A pressão internacional sobre o Brasil deve aumentar, já que garantir condições justas e viáveis de hospedagem é considerado um requisito fundamental para o sucesso da conferência.

“Não cabe aos brasileiros subsidiarem outros países na COP”, diz Miriam Belchior

Secretária-executiva da Casa Civil, Miriam Belchior: “Não cabe aos brasileiros”.Foto: Pedro Ladeira/Folhapress

Entre os principais impasses relacionados à hospedagem em Belém durante a COP30 está a controvérsia sobre quem deve arcar com os custos de subsídio às delegações de países pobres e de nações insulares. Segundo reportagem do Valor Econômico, a questão envolve a ONU e o governo brasileiro, que divergem sobre a responsabilidade de cobrir as despesas diante dos preços elevados praticados pela rede hoteleira e por proprietários de imóveis na capital paraense.

A ONU paga diárias às delegações por meio da International Civil Service Commission, que fixa valores específicos por cidade. Para Belém, o reembolso estabelecido é de US$ 144. Se a conferência fosse realizada no Rio de Janeiro ou em São Paulo, os valores seriam, respectivamente, de US$ 229 e US$ 234. Países com menos recursos pressionam pela elevação desse montante, demanda apoiada pelo Brasil. No entanto, o secretariado da Convenção do Climafoi além e solicitou ao governo brasileiro que subsidiasse parte da hospedagem.

A secretária-executiva da Casa Civil, Miriam Belchior, foi categórica ao negar essa possibilidade. Após a reunião do Bureau da UNFCCC, em Brasília, ela declarou: “O governo brasileiro já está arcando com custos significativos para a realização da COP30 e por isso não há como subsidiar delegações de países, inclusive de países mais ricos que o Brasil. Do ponto de vista brasileiro, não cabe aos brasileiros subsidiarem outros países.”

Belchior destacou que qualquer redução artificial nos preços da rede hoteleira — por exemplo, de US$ 600 para US$ 500 — sairia diretamente dos contribuintes brasileiros. Para ela, o caminho é buscar alternativas.

“Acho que temos um desafio conjunto de conseguir outras fontes que possam eventualmente ajudar esses países, mas dissemos que o governo brasileiro não ia poder subsidiar a hospedagem.”
Em carta enviada ao Brasil, a UNFCCC pediu explicitamente que o país garantisse US$ 100 diários para delegações de nações menos desenvolvidas e insulares, sem limite de participantes.

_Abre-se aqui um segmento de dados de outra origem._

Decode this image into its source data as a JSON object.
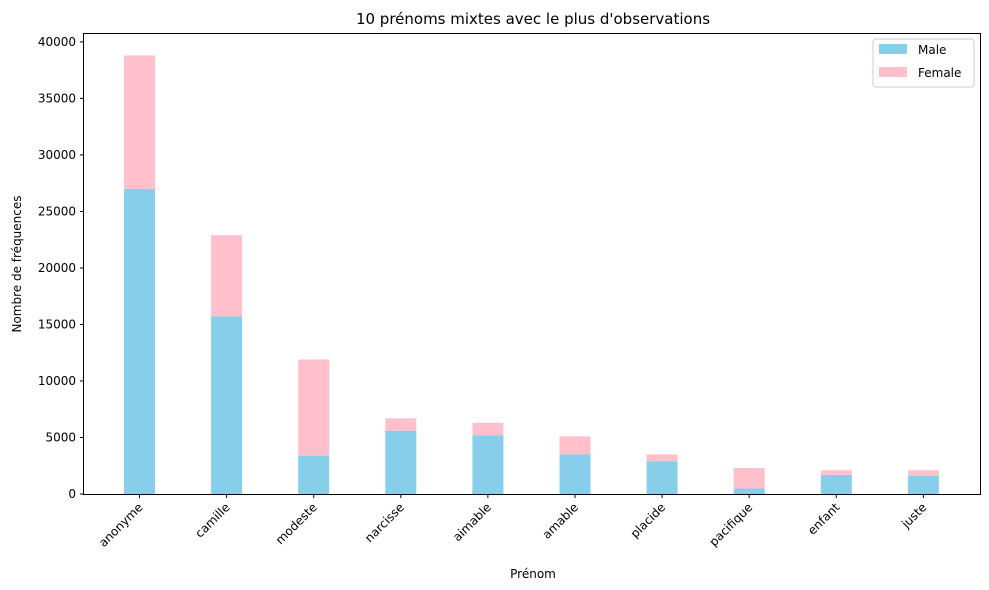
{
  "chart_data": {
    "type": "bar",
    "stacked": true,
    "title": "10 prénoms mixtes avec le plus d'observations",
    "xlabel": "Prénom",
    "ylabel": "Nombre de fréquences",
    "categories": [
      "anonyme",
      "camille",
      "modeste",
      "narcisse",
      "aimable",
      "amable",
      "placide",
      "pacifique",
      "enfant",
      "juste"
    ],
    "series": [
      {
        "name": "Male",
        "color": "#87ceeb",
        "values": [
          27000,
          15700,
          3400,
          5600,
          5200,
          3500,
          2900,
          500,
          1700,
          1600
        ]
      },
      {
        "name": "Female",
        "color": "#ffc0cb",
        "values": [
          11800,
          7200,
          8500,
          1100,
          1100,
          1600,
          600,
          1800,
          400,
          500
        ]
      }
    ],
    "ylim": [
      0,
      40700
    ],
    "yticks": [
      0,
      5000,
      10000,
      15000,
      20000,
      25000,
      30000,
      35000,
      40000
    ],
    "grid": false,
    "legend_position": "top-right"
  }
}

Belchior rebateu:

“Falamos claramente que o Brasil não tem condição, mas se existe esta proposta de a ONU pagar mais a contribuição, se em qualquer outra cidade do mundo eles pagariam, por que não pagam em Belém?”

Ela ainda frisou que o governo apoia a demanda dos países membros para que a ONU adote o mesmo patamar de diárias praticado em outras cidades brasileiras, mas reiterou que o recurso não poderá vir do Tesouro Nacional.